Parallèlement à l'enseignement académique, le Collège a institutionnalisé de nombreuses activités susceptibles de développer chez l'élève l'esprit citoyen. J'en rappelle quelques unes :

- Le projet social, en classe de 2nde, qui vise à sensibiliser l'élève aux problèmes de la société. Certains de nos élèves viennent de familles riches et vivent dans un environnement privilégié. Il est bon qu'ils palpent d'eux-mêmes, sur le terrain, les problèmes que vivent les familles non privilégiées : drogue, violence familiale, pauvreté, handicaps physiques ou mentaux, viol, inceste, délinquance, etc.

- Le CAS, qui permet également à l'élève de partager les difficultés des moins nantis et développe également le respect de l'autre, dans sa différence sociale, religieuse ou culturelle.

- Les élections de délégués et la participation des délégués à la vie de la classe et de la division renforcent auprès de l'élève le principe de l'engagement et de la démocratie.

- Le lever du drapeau, manifestation qui rappelle régulièrement à l'élève son appartenance nationale.

- Les activités à caractère religieux, qui renforcent sa foi chrétienne.

Notre Collège se distingue par ces activités. Mais cela suffit-il à faire de l'élève un bon citoyen ?

  1. L'élément humain : un facteur déterminant

Dans la formation citoyenne de l'élève, l'enseignement est important. Mais l'élément déterminant, celui qui formera le citoyen de demain, avec ses points forts et ses failles, c'est nous, les éducateurs et nous les parents.

Nous entendons parfois dire de quelqu'un « c'est un élève de Jamhour » comme si ce terme était en soi un label de qualité ou un gage de confiance. Mais Jamhour, à y penser, qu'est-ce que c'est ?

Est-ce des bâtiments ? Un centre sportif ?

Est-ce une histoire ? Celle d'une institution qui a produit des hommes de valeur ?

Est-ce la compagnie de Jésus ?

Je crois que Jamhour est un tout : des bâtiments et du matériel, certes, qui sont nos outils de travail.

Il y a la communauté des pères Jésuites qui a créé cette institution il y a plus de 125 ans. Et même si leur nombre a diminué depuis, l'esprit ignacien de cette institution est toujours là. Ils en sont toujours la pierre angulaire.

Mais à côté de cette pierre angulaire, il existe d'autres pierres qui composent cet édifice. Il existe des éducateurs et des parents dont chacun a sa place et son rôle dans l'éducation de l'élève.

Je garde en mémoire une scène à laquelle j'ai assisté à l'âge de huit ans : celle du frère Labry, qui tenait le rôle d'infirmier au Petit Collège. Il était âgé à l'époque de plus de 75 ans. Je l'ai vu une fois dans la rue, se pencher pour ramasser un papier qui traînait par terre et le déposer dans une poubelle. Sans me connaître, ce grand homme m'a marqué par ce petit geste d'humilité.

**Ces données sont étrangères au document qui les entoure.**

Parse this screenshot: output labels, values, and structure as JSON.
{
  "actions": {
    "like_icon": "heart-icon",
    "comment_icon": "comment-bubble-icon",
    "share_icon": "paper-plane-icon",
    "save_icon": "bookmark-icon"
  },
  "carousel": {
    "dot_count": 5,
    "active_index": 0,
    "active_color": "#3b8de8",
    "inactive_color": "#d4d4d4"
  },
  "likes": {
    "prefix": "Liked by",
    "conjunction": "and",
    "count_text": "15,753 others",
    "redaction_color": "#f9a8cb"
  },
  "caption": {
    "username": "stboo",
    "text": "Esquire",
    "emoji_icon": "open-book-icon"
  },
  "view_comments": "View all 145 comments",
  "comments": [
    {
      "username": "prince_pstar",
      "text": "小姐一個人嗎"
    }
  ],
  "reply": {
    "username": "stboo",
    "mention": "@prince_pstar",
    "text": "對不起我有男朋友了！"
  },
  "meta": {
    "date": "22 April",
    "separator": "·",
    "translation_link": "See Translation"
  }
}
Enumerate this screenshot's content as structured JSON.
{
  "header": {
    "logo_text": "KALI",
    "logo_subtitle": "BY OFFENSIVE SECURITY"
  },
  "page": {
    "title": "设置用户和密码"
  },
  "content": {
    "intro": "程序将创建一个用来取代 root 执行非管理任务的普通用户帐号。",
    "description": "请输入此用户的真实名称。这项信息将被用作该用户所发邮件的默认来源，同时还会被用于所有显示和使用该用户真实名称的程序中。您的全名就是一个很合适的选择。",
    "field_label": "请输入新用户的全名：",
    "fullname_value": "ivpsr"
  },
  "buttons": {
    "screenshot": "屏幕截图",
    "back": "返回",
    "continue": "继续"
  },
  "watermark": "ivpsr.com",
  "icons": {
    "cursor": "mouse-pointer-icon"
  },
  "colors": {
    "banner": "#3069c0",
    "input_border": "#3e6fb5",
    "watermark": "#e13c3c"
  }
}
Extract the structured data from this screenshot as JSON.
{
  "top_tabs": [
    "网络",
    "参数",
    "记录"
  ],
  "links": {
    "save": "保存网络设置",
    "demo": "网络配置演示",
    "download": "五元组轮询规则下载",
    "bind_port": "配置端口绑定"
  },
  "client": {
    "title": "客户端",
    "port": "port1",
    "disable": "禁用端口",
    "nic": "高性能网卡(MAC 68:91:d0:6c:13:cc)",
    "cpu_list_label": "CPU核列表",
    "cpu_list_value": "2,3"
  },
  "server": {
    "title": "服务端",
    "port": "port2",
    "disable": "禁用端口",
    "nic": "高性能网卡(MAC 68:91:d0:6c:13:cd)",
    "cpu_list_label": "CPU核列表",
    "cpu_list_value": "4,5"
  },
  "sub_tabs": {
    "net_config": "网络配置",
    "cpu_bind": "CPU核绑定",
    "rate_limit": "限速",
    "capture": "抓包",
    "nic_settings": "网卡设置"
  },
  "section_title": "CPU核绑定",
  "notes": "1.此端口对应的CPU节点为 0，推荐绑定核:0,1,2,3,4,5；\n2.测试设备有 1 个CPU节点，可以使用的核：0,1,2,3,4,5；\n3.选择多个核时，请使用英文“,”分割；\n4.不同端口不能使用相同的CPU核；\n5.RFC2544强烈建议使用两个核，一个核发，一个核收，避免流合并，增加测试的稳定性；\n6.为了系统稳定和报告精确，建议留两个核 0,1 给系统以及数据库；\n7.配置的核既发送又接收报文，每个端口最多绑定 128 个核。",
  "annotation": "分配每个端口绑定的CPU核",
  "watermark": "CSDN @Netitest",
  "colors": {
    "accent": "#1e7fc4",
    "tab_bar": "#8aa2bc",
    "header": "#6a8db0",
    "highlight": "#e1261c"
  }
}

Les éducateurs marquent l'élève par leur comportement, à tout instant de leur vie, par leur compétence, depuis les classes primaires à la terminale, par leur esprit civique et par leur engagement. La qualité de l'enseignant est donc un des piliers du succès de notre éducation. Sa motivation en est une autre. L'enseignant est donc un partenaire, c'est-à-dire quelqu'un qui a la capacité de donner et de participer à la décision et non seulement d'exécuter.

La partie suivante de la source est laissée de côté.